William Blake’s favored aphorism “The road of excess leads to the palace of wisdom is the idler’s anthem. Excess is an expression of individuality, a fitting response to those who would limit our appetites in the name of self-improvement. The body has its own way of punishing us for overdoing it. We don’t need the virtue elite to do that job for us.


This is probably the most misleading of all the so-called virtues. Hard work, we are told, will bring peace and prosperity. Put the hours in, and you will be rewarded. Wrong. The only thing that “putting in the hours” leads to is a lifetime of underpaid servitude and, if you’re lucky, five stars on your McDonald’s uniform. (Nietzsche wrote that “living in a constant chase after gain compels people to expend their spirit to the point of exhaustion in continual pretense and overreaching and anticipating others.”) Industrious people are the ones who would rather sit at their desk doing nothing all day than take the afternoon off. You know who I’m talking about.


Endorsed by everyone from Jesus Christ to Mahatma Gandhi, this is the greatest and most holy of the vices. Idleness means having the courage to do what you want to do. Although idlers are opposed to industriousness as a moral precept, they are in fact capable of hard work when the mood strikes. They simply insist on controlling their own time, rather than giving in to the powers that be and becoming their plaything.

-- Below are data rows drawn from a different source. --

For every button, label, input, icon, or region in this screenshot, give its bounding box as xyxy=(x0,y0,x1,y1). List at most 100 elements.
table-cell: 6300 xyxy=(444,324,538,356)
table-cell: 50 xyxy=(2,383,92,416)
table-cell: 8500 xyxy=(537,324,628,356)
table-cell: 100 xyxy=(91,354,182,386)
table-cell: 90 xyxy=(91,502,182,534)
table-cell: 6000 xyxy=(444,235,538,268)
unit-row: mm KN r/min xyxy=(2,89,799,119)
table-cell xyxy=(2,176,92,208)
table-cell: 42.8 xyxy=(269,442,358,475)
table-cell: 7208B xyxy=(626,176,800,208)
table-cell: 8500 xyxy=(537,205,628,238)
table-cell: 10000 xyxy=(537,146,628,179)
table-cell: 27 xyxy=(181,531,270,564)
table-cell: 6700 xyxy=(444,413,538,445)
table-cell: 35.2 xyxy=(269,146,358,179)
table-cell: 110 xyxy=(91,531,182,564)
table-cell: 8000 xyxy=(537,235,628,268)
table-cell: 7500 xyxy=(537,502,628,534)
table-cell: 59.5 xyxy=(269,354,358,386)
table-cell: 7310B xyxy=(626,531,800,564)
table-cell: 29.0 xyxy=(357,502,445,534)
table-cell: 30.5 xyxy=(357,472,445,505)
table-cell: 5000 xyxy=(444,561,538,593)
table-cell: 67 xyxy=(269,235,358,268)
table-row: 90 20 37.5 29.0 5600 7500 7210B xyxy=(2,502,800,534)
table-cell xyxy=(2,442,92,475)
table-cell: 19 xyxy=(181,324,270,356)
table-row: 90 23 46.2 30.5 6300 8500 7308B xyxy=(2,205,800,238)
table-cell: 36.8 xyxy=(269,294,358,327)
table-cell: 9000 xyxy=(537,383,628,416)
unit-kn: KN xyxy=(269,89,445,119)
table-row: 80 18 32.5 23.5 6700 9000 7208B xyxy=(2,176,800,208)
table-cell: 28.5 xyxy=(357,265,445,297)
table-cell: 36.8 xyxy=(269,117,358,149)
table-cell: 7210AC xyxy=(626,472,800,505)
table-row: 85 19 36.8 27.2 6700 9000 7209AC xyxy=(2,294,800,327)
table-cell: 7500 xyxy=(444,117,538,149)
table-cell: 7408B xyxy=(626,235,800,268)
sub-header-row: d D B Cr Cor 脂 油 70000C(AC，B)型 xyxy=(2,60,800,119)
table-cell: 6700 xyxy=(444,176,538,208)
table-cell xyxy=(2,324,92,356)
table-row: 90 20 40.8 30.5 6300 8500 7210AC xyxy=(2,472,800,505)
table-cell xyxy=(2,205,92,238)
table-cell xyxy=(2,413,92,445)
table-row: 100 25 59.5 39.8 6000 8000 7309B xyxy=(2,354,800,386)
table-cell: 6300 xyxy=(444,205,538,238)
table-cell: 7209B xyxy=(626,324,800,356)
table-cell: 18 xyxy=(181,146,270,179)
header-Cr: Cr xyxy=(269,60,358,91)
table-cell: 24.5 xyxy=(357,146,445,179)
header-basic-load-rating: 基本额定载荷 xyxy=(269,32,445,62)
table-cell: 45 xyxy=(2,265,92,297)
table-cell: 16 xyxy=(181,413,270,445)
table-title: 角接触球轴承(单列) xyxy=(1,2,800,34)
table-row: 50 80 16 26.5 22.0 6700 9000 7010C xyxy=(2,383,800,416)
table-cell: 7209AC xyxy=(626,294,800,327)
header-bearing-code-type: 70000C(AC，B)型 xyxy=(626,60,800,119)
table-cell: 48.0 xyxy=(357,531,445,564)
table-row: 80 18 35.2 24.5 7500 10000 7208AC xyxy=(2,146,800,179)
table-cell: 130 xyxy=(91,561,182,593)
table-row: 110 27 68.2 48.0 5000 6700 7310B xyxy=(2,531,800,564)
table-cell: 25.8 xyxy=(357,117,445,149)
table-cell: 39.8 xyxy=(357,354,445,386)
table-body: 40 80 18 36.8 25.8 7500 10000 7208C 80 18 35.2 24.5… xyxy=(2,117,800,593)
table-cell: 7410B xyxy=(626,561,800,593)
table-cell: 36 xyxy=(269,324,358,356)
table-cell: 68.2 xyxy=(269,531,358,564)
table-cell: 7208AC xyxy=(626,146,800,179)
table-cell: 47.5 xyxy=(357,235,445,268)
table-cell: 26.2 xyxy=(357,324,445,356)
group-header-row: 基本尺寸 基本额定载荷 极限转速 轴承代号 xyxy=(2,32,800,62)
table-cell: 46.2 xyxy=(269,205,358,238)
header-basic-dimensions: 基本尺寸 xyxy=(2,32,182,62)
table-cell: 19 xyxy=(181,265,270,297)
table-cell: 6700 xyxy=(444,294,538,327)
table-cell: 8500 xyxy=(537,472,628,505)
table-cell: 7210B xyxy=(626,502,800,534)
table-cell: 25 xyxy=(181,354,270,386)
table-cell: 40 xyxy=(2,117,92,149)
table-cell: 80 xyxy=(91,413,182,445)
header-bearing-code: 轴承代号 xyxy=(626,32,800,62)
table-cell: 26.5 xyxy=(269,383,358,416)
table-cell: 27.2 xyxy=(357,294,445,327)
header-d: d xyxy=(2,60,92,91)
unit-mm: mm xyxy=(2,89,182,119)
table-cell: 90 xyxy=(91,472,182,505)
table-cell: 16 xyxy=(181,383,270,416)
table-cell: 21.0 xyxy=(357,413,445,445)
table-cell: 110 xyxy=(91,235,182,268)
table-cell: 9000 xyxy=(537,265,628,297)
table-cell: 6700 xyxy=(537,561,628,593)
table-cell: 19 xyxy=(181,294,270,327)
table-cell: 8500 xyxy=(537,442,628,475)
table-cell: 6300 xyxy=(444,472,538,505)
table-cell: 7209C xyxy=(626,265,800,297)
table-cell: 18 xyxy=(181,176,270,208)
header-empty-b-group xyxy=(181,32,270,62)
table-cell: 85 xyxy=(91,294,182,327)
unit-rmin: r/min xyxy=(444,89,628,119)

I’ll leave the last word on the subject of vices and virtues to the ancient Taoist wisdom of Chuang Tzu, who counsels: “Rest in the position of doing nothing, and things will take care of themselves. Relax your body, spit out your intelligence, forget about principles and things. Cast yourself into the ocean of existence, unshackle your mind, free your spirit.” In other words, the only person who makes the rules is you.

Tom Hodgkinson is the editor of The Idler, England’s leading anti-work magazine, and a member of the development department at the Manchester Guardian. His book The Idler’s Companion (Fourth Estate), an anthology of lazy literature, was released in October 1997.